The ticket checkers, the deity that reigns the trains; some smiling and friendly, others frowning and sultry. My family insists that the ticket checker is the most corrupt person in the entire railway staff. Many of them buy the tickets not out of a sense of duty; they buy it because they do not want those ‘swindlers’ to profit! They are sure that the fine you pay if you have not bought a ticket goes straight into the pockets of those ‘contemptible’ fellows. More often than not this does happen.
It appears to be many centuries away, the time when you got down from the train and there were hardly any tongas at all to be found. You had to walk all the way from the station to the house. With blazing sun, and heavy luggage it seemed to last for many miles, even when you were passing through the fields using them as a short cut. In winters it was comparatively better. The tongas were scarce, and most of the villagers considered it too great an expense to hire one. These days, there is a host of tongas, and a rickshaw too. The rickshaw perhaps was found at some excavation, perhaps it is the mummy of some ancient transport. That could be one explanation for all the terrible sounds it produces when the driver tries to start it. It has a notorious history of never being on time, tumbling off the road when you least wish it to perform such acrobatics. (Not that there is ever a time when you do wish it to turn upside down, you never say it would be such fun if the rickshaw tilts to the left just once, after all!)Mercifully there is only one of its kind in our village.

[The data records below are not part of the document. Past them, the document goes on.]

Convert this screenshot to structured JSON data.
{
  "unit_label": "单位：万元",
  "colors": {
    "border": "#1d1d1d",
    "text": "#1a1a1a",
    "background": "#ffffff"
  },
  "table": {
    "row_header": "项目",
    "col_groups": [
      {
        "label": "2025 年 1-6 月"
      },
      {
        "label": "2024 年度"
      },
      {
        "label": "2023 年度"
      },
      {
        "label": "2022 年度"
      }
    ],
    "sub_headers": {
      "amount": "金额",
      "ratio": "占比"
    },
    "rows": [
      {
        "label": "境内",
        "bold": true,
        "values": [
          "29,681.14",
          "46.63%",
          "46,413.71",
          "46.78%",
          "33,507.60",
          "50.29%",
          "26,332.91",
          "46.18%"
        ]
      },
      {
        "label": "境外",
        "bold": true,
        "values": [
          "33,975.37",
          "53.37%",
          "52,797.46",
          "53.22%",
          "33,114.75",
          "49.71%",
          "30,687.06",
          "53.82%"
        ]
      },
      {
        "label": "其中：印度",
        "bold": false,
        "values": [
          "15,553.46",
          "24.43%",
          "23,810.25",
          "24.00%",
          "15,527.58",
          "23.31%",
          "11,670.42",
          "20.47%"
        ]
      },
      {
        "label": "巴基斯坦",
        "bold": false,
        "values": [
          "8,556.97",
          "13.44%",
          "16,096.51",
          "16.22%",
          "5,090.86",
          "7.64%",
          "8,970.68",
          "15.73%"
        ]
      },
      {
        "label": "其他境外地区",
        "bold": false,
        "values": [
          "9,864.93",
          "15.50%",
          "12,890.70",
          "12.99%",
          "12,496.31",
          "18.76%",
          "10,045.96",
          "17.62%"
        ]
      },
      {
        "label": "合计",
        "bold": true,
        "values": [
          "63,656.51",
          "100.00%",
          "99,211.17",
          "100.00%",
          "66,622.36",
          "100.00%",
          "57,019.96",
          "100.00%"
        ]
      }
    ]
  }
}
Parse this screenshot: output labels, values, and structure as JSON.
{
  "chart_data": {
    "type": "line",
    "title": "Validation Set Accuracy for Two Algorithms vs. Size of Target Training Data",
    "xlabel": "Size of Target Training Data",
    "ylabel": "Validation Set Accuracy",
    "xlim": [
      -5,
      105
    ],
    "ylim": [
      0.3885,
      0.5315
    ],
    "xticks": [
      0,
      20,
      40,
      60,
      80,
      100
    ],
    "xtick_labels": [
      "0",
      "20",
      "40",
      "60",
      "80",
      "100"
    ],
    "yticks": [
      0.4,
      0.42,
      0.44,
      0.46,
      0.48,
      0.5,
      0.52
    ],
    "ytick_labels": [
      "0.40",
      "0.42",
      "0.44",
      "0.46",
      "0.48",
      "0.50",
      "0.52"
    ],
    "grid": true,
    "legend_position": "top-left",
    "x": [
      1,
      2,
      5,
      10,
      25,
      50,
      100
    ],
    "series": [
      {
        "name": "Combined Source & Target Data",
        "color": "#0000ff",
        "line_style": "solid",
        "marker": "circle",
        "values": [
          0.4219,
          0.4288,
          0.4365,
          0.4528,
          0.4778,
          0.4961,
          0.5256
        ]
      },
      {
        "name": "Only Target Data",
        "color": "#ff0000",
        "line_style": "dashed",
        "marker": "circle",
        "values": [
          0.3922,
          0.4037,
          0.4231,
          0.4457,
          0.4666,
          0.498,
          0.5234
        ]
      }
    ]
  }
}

As far back as I can think, all the tonga drivers and now the rickshaw driver too, absolutely refuse to go further than a certain point. Perhaps they have unconsciously but unanimously appointed it as their stop. From then on you just have to walk! The same sensation one used to have, on the way to home. Greeting old men and women, all of whom appear to know my parents and all our ancestors perhaps. My aunt with moist eyes, since she is more than an aunt to me is: a second mother. Then there is a whole host of aunts and uncles, grandfathers and grandmothers to be dealt with. Take your shoes off; the verandah is as cool as ever, home at last!
And when the birds are tired after having flown all the day, the frivolities of day have wearied them. The grains of food have filled their bellies; they all flock back to the nest. To home!